At Valiant 3 this weekend I picked up two books:
From Byfleet to the Bush, the memoir of Jacqueline Pearce, and
Patrick Troughton by his son Michael Troughton. Both are published by small presses whose main audience can be found among
Doctor Who and telefantasy fandom, but they are very different books.
Jacqueline Pearce - Jack or Jackson to her friends - has written
a demanding but compelling account of a troubled life in which her ambitions were sabotaged by her own complex psychological self-defence mechanisms, leading to often profound depression and battles with poverty, love false and true, and continued assaults by mental illness. Those looking for anecdotes about
Blake's 7 and her portrayal of Servalan might be disappointed given Pearce's insistence that she recalls little of it thanks to her mental state for most of the time, but we do learn that the change from predominantly white to predominantly black outfits was of personal significance and that when arrested for possession of cannabis the officers concerned were greatly pleased that they had Servalan in custody.
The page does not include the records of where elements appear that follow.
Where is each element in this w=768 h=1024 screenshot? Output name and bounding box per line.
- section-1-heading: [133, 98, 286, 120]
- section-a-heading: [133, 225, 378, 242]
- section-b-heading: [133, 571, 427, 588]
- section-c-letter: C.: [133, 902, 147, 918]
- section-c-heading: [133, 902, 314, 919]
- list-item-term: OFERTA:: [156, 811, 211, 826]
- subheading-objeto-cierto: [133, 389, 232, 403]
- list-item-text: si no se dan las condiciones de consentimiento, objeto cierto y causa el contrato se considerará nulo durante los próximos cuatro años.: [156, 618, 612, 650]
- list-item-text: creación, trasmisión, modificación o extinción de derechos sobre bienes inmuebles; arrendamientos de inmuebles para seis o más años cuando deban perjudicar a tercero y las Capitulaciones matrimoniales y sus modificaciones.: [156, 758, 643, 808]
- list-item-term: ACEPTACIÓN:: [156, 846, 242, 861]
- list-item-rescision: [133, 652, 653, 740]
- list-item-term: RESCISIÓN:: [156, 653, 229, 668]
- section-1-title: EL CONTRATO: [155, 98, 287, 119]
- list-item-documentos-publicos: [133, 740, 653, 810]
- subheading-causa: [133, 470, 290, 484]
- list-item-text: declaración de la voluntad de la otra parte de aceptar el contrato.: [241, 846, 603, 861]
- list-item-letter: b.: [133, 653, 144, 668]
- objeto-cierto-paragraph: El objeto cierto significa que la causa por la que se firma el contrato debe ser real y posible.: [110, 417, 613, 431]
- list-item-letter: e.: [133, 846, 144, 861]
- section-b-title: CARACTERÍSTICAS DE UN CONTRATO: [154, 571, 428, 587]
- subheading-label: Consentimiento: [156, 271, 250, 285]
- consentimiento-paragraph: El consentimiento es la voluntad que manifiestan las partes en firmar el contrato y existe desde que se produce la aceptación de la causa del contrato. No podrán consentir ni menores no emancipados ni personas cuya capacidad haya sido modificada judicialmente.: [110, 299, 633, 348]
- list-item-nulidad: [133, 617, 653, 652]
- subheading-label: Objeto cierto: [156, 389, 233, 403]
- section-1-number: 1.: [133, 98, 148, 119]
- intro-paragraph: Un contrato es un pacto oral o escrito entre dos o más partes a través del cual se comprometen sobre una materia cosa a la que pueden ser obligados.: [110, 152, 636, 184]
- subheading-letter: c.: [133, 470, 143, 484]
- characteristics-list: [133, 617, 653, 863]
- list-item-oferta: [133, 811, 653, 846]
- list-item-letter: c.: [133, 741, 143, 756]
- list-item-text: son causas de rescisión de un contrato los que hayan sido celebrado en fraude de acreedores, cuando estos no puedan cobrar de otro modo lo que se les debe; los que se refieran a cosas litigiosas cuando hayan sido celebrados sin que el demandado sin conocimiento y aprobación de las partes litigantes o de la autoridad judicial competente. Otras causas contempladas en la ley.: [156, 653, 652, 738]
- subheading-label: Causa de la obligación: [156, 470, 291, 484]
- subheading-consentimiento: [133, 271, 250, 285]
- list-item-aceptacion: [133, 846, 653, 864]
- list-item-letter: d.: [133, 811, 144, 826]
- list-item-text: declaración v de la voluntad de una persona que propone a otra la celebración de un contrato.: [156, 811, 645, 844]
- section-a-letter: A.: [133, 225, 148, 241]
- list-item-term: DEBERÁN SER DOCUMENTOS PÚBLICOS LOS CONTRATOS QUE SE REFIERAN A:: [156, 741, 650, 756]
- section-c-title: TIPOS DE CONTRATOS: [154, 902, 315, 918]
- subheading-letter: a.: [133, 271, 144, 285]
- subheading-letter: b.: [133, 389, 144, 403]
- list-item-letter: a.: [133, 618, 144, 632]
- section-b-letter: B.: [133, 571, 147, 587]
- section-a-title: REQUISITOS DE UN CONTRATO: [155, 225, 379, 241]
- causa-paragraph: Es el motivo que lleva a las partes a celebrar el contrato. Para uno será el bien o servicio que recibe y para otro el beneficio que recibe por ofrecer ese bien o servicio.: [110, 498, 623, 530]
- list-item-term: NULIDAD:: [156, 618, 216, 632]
Much of what Jacqueline Pearce relates in this book will be familiar to those who have suffered from depression: the self-destructive thoughts and actions, the interpretations of the world which turn out to delude more than they help, the sometimes bewildering advice from therapists. This is more of a depression memoir set in the acting world than a strictly theatrical one. There are times when self-criticism wins and one wants to tell the author that she is not the only person to blame for her misfortune: that it was reasonable for her to trust someone who made off with her money given her past experience of them, for example. There are well-known names among the friends and acquaintances who people the narrative - Sammy Davis Jr, Alan Bates, John Hurt, Jerry Lewis, Rupert Penry-Jones and Dervla Kirwan, among others - but they take their places among the non-celebrities who have buffeted their way through their lives with Pearce. The final chapters find Pearce in South Africa, where she now lives, comparing her own young self with the worldlywise young people who volunteered alongside her at an animal sanctuary, and finding a kind of serenity among the monkeys for which she cares. The author is charming throughout; her struggles to come to terms with her psychological make-up are evident and there are certainly periods when one feels she is looking for reassurance, but so, often, do most of us.
Michael Troughton's life of his father Patrick is a different animal. Unlike
From Byfleet to the Bush, its production standards are questionable, with erratic paragraph spacing and inconsistent spelling, which neither author, subject nor reader deserve. Jacqueline Pearce was abandoned by her mother when very young; Michael Troughton's father likewise left the family home not long after Michael's birth but remained a regular visitor, performing the charade of the devoted husband to Michael's mother for the benefit of the outside world while quietly living elsewhere with his second family. Michael Troughton has access to his father's diaries and also his father's own correspondence with him, but many of the recollections are secondhand from other acting colleagues, and not particularly enlightening. The section on
Doctor Who unbalances the book, much of it relying on
Doctor Who Magazine interviews and familiar anecdotage. An insight into Patrick Troughton's character is difficult to establish and what we do learn is often unflattering. The impression one is left with is that as Patrick Troughton remains as elusive as he ever was to audiences, his conduct left him an enigma to his family.